Volkswagen en crise : plan d’économies choc menaçant des milliers d’emplois
Volkswagen prépare actuellement un plan d’économies massif en réponse à la baisse de ses ventes en Chine. Cette situation suscite de nombreuses inquiétudes parmi les salariés et les syndicats en Allemagne, qui craignent des suppressions de postes et la fermeture de plusieurs usines.

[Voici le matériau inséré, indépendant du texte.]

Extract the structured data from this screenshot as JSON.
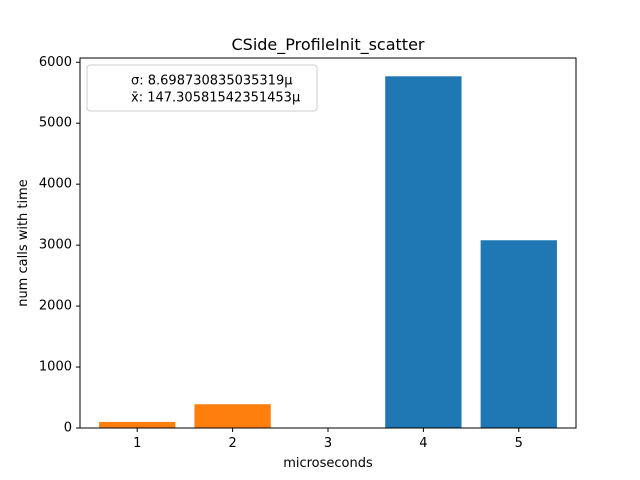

Des rumeurs qui alimentent la tension
Bien que rien n’ait encore été officialisé, des informations circulent dans la presse allemande selon lesquelles la direction envisagerait de supprimer des dizaines de milliers d’emplois à travers le monde. Il serait également question de fermer quatre sites en Allemagne. Ces rumeurs ont ravivé la colère du syndicat IG Metall, très influent dans le secteur de la métallurgie. Un de ses représentants a averti que toute réduction des effectifs ou remise en cause de la participation des salariés pourrait entraîner un conflit social important.
Une réaction prudente de la direction
De son côté, la direction de Volkswagen reste prudente. Elle n’a ni confirmé ni démenti ces chiffres. Elle évoque simplement la nécessité d’adopter une « discipline plus rigoureuse » en matière de gestion des coûts, ce qui ne rassure pas les employés ni les observateurs.
Zwickau, un symbole de l’incertitude
À Zwickau, une usine emblématique entièrement reconvertie à la production de véhicules électriques, l’inquiétude est palpable. Les ventes dans ce secteur progressent moins vite que prévu, et les salariés craignent pour l’avenir du site, qui emploie à lui seul 8 000 personnes. Les témoignages sur place traduisent une peur profonde : sans Volkswagen, toute une région économique pourrait vaciller. Ce sentiment illustre la dépendance de nombreux secteurs de l’industrie allemande à ce groupe, considéré jusqu’à récemment comme inébranlable.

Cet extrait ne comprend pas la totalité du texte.